I even caught myself wishing I had made a long call late last night and immediately slapped myself for acting like a whiney wanker. Not going to happen – not on my watch! And then finally – I had a sudden epiphany followed by a strong sense of relief. Because I realized that I was attempting to find meaning and order where there simply wasn’t any. It was my own over bloated ego that was tempting me to predict future price action during a period of high volatility.
Technically speaking we are in the midst of a death zone. Why? Because as you can clearly see on the chart above sell algos are battling it out with buy algos which is creating clean zigzag formations marked by sharp turns.
Unless you are a suicidal selfie snapping adrenaline junky this is not the time to pick a side. I picked a lottery long ticket yesterday and was run over just a few hours later. And I’m not about to engage in revenge trading just to somehow ‘settle the score’ or to make myself feel better. After all it was a small position and I knew the odds were low.

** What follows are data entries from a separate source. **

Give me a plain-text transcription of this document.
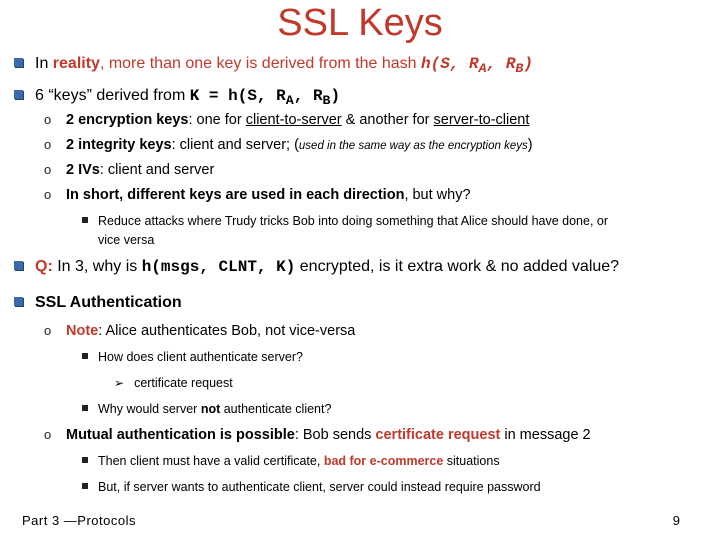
SSL Keys
In reality, more than one key is derived from the hash h(S, $R_A$, $R_B$)
6 “keys” derived from K = h(S, $R_A$, $R_B$)
o 2 encryption keys: one for client-to-server & another for server-to-client
o 2 integrity keys: client and server; (used in the same way as the encryption keys)
o 2 IVs: client and server
o In short, different keys are used in each direction, but why?
Reduce attacks where Trudy tricks Bob into doing something that Alice should have done, or
vice versa
Q: In 3, why is h(msgs, CLNT, K) encrypted, is it extra work & no added value?
SSL Authentication
o Note: Alice authenticates Bob, not vice-versa
How does client authenticate server?
➢ certificate request
Why would server not authenticate client?
o Mutual authentication is possible: Bob sends certificate request in message 2
Then client must have a valid certificate, bad for e-commerce situations
But, if server wants to authenticate client, server could instead require password
Part 3 —Protocols	9
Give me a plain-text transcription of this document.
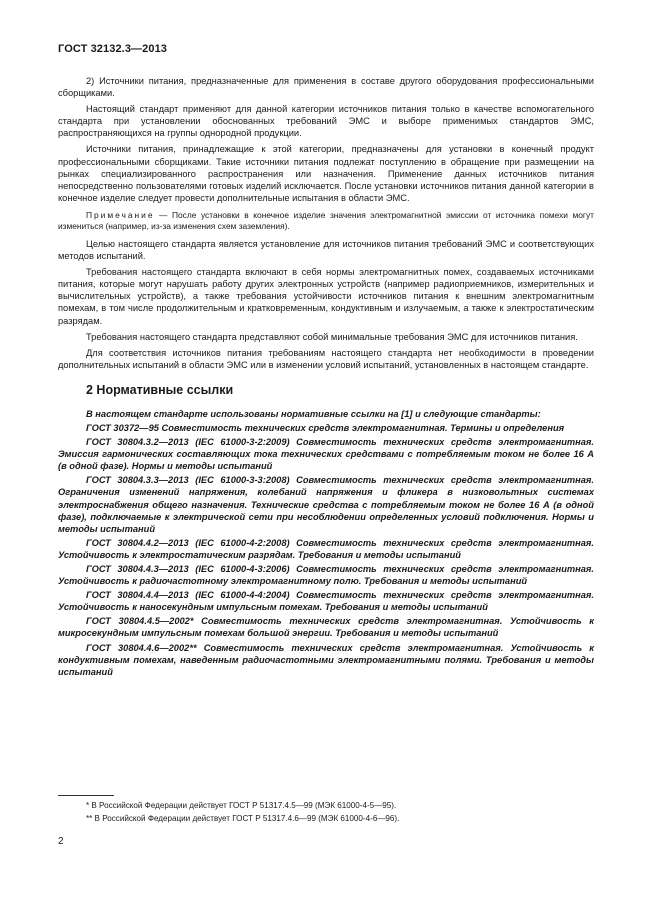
ГОСТ 32132.3—2013

2) Источники питания, предназначенные для применения в составе другого оборудования профессиональными сборщиками.

Настоящий стандарт применяют для данной категории источников питания только в качестве вспомогательного стандарта при установлении обоснованных требований ЭМС и выборе применимых стандартов ЭМС, распространяющихся на группы однородной продукции.

Источники питания, принадлежащие к этой категории, предназначены для установки в конечный продукт профессиональными сборщиками. Такие источники питания подлежат поступлению в обращение при размещении на рынках специализированного распространения или назначения. Применение данных источников питания непосредственно пользователями готовых изделий исключается. После установки источников питания данной категории в конечное изделие следует провести дополнительные испытания в области ЭМС.

Примечание — После установки в конечное изделие значения электромагнитной эмиссии от источника помехи могут измениться (например, из-за изменения схем заземления).

Целью настоящего стандарта является установление для источников питания требований ЭМС и соответствующих методов испытаний.

Требования настоящего стандарта включают в себя нормы электромагнитных помех, создаваемых источниками питания, которые могут нарушать работу других электронных устройств (например радиоприемников, измерительных и вычислительных устройств), а также требования устойчивости источников питания к внешним электромагнитным помехам, в том числе продолжительным и кратковременным, кондуктивным и излучаемым, а также к электростатическим разрядам.

Требования настоящего стандарта представляют собой минимальные требования ЭМС для источников питания.

Для соответствия источников питания требованиям настоящего стандарта нет необходимости в проведении дополнительных испытаний в области ЭМС или в изменении условий испытаний, установленных в настоящем стандарте.

2 Нормативные ссылки

В настоящем стандарте использованы нормативные ссылки на [1] и следующие стандарты:

ГОСТ 30372—95 Совместимость технических средств электромагнитная. Термины и определения

ГОСТ 30804.3.2—2013 (IEC 61000-3-2:2009) Совместимость технических средств электромагнитная. Эмиссия гармонических составляющих тока технических средствами с потребляемым током не более 16 А (в одной фазе). Нормы и методы испытаний

ГОСТ 30804.3.3—2013 (IEC 61000-3-3:2008) Совместимость технических средств электромагнитная. Ограничения изменений напряжения, колебаний напряжения и фликера в низковольтных системах электроснабжения общего назначения. Технические средства с потребляемым током не более 16 А (в одной фазе), подключаемые к электрической сети при несоблюдении определенных условий подключения. Нормы и методы испытаний

ГОСТ 30804.4.2—2013 (IEC 61000-4-2:2008) Совместимость технических средств электромагнитная. Устойчивость к электростатическим разрядам. Требования и методы испытаний

ГОСТ 30804.4.3—2013 (IEC 61000-4-3:2006) Совместимость технических средств электромагнитная. Устойчивость к радиочастотному электромагнитному полю. Требования и методы испытаний

ГОСТ 30804.4.4—2013 (IEC 61000-4-4:2004) Совместимость технических средств электромагнитная. Устойчивость к наносекундным импульсным помехам. Требования и методы испытаний

ГОСТ 30804.4.5—2002* Совместимость технических средств электромагнитная. Устойчивость к микросекундным импульсным помехам большой энергии. Требования и методы испытаний

ГОСТ 30804.4.6—2002** Совместимость технических средств электромагнитная. Устойчивость к кондуктивным помехам, наведенным радиочастотными электромагнитными полями. Требования и методы испытаний

* В Российской Федерации действует ГОСТ Р 51317.4.5—99 (МЭК 61000-4-5—95).

** В Российской Федерации действует ГОСТ Р 51317.4.6—99 (МЭК 61000-4-6—96).

2
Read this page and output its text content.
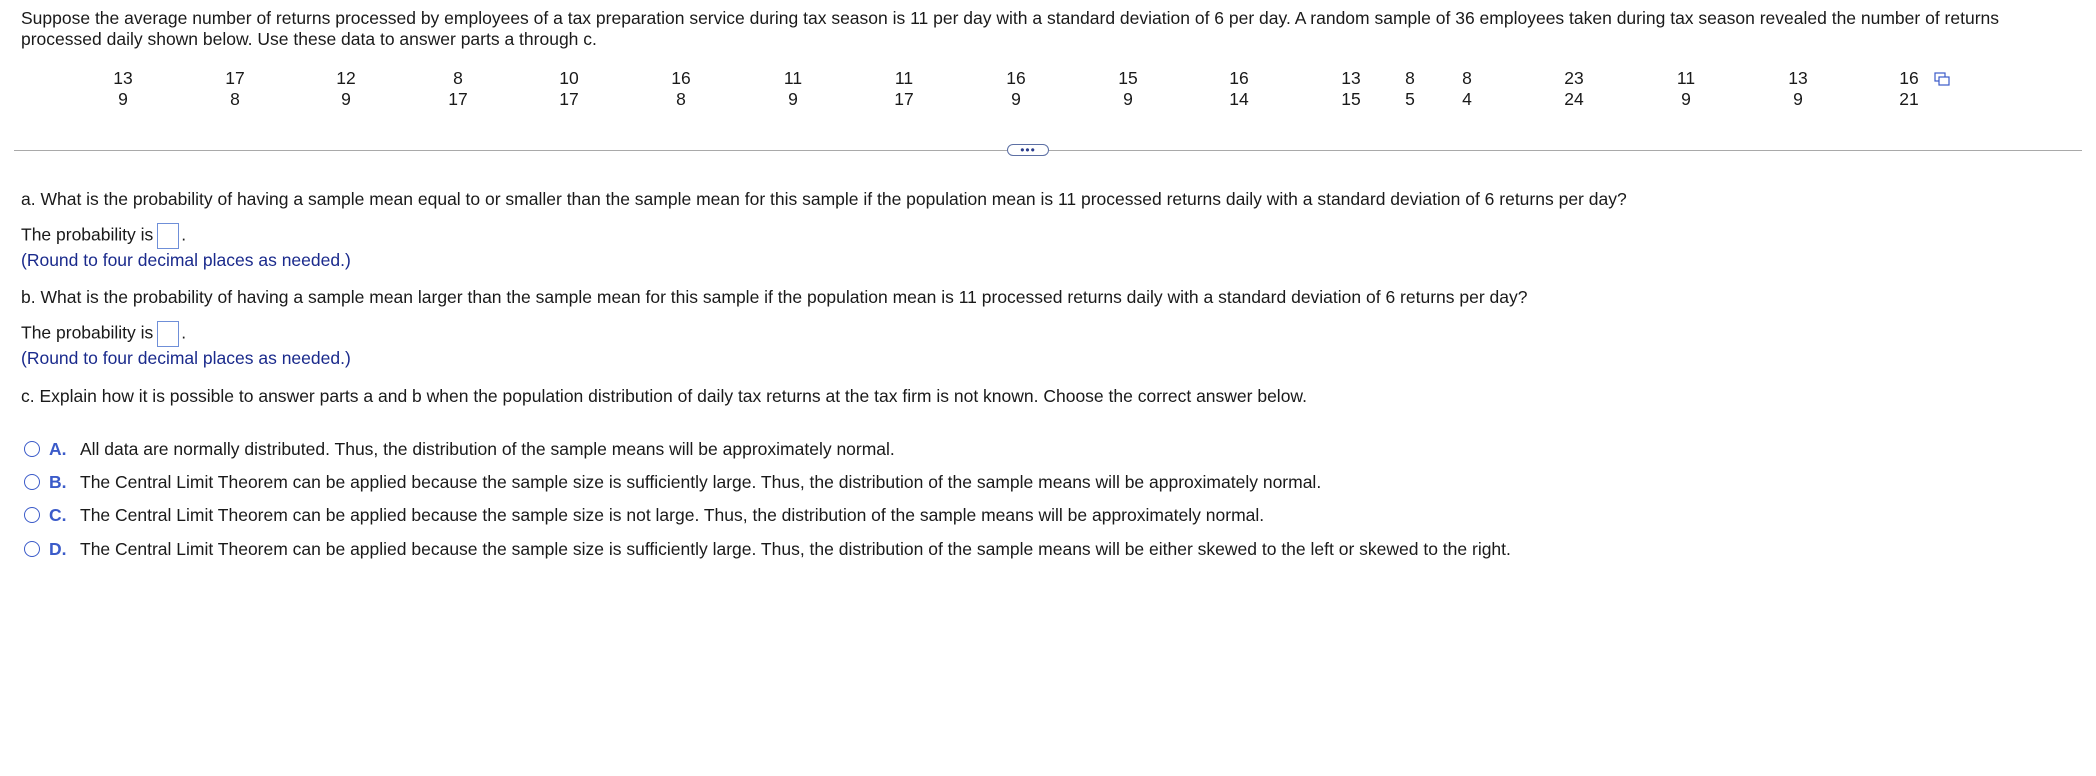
Suppose the average number of returns processed by employees of a tax preparation service during tax season is 11 per day with a standard deviation of 6 per day. A random sample of 36 employees taken during tax season revealed the number of returns processed daily shown below. Use these data to answer parts a through c.

13
9
17
8
12
9
8
17
10
17
16
8
11
9
11
17
16
9
15
9
16
14
13
15
8
5
8
4
23
24
11
9
13
9
16
21
•••
a. What is the probability of having a sample mean equal to or smaller than the sample mean for this sample if the population mean is 11 processed returns daily with a standard deviation of 6 returns per day?
The probability is .
(Round to four decimal places as needed.)
b. What is the probability of having a sample mean larger than the sample mean for this sample if the population mean is 11 processed returns daily with a standard deviation of 6 returns per day?
The probability is .
(Round to four decimal places as needed.)
c. Explain how it is possible to answer parts a and b when the population distribution of daily tax returns at the tax firm is not known. Choose the correct answer below.
A. All data are normally distributed. Thus, the distribution of the sample means will be approximately normal.
B. The Central Limit Theorem can be applied because the sample size is sufficiently large. Thus, the distribution of the sample means will be approximately normal.
C. The Central Limit Theorem can be applied because the sample size is not large. Thus, the distribution of the sample means will be approximately normal.
D. The Central Limit Theorem can be applied because the sample size is sufficiently large. Thus, the distribution of the sample means will be either skewed to the left or skewed to the right.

It is one thing to take a chance when you feel the odds for success are low but the resulting pay-off may be significant. That may have been the case yesterday morning but the situation has now changed. The Zero signal during yesterday’s price action – albeit diminishing toward the end of the session – was clearly bearish and seeing a reversal being staged overnight has made me very suspicious (here we go – more emotions – damn it).
So why not just take out a short positions then? Yes, I almost did that actually but then after some reflection decided to let things settle a bit. It’s Friday after all and unless I am able to nail a great entry, price drops during today’s session, and then paints a bit of distance before the close I would be forced to exit anyway.
Play Stupid Games – Win Stupid Prices
I’m sure you guys have heard this expression before: Play stupid games – win stupid prices. I really love that one and I believe that attempting to force the issue here would be tantamount to playing a very stupid game. Instead of being yanked all over the place I’d rather wait until we either:
- See a ramp higher that breaches an important inflection point and then paints a retest. Which unless broken would be a long opportunity.
- See a retest of ES 2930 that in combination with the Zero suggests another leg lower. Which would be a short opportunity but let’s remember that the trend still points to the upside. So it’s a gamble even in the best case scenario.
- See a continuation lower today followed by a snap back next week. Which also would be a short opportunity but with better odds.
Yes, that’s me – you’re probably right. But just to annoy you with another old expression:
There are old traders and there are bold traders – but there are no old bold traders. — An old trader.
What else is going on… the Chinese trade deal saga has been wearing on everyone and don’t expect there to be any resolution unless Trump is either defeated in 2020 and thus Jinping managed to wait him out, or Trump returns to the White House and Jinping knows that he’s forced to make a trade deal lest the Chinese economy goes up in flames.
Now in the interim it’s causing chop suey tape in the DX and I’m starting to experience a bout of vertigo (could be the beers though). Note however that King Dollar continues to claw its way higher, so when there finally will be a deal (sometime in 2021) then I wouldn’t be too surprised to see the appearance of the finger of God on this chart.
Not surprisingly we are seeing the exact inverse on the EUR/USD and I couldn’t be any happier. As you know I had attempted a long position but then got stopped out a bit above break/even. However seeing the EUR < 1.12 for more than just a few days is pleasing to say the least.
Let me just put it this way. If there was any vestige of reason remaining in the forex market then the EUR/USD would be trading at 0.7 to the Dollar or lower. The European economy is a flaming train wreck hurdling toward a cliff called the European election. I for one have my popcorn and 3d glasses ready.
That said – if Jean-Cheers Juncker and his cronies manage to eek out another win on the 26th then I better start shopping for a flight ticket. Anyone by any chance have space for a potty trained well behaved market mole?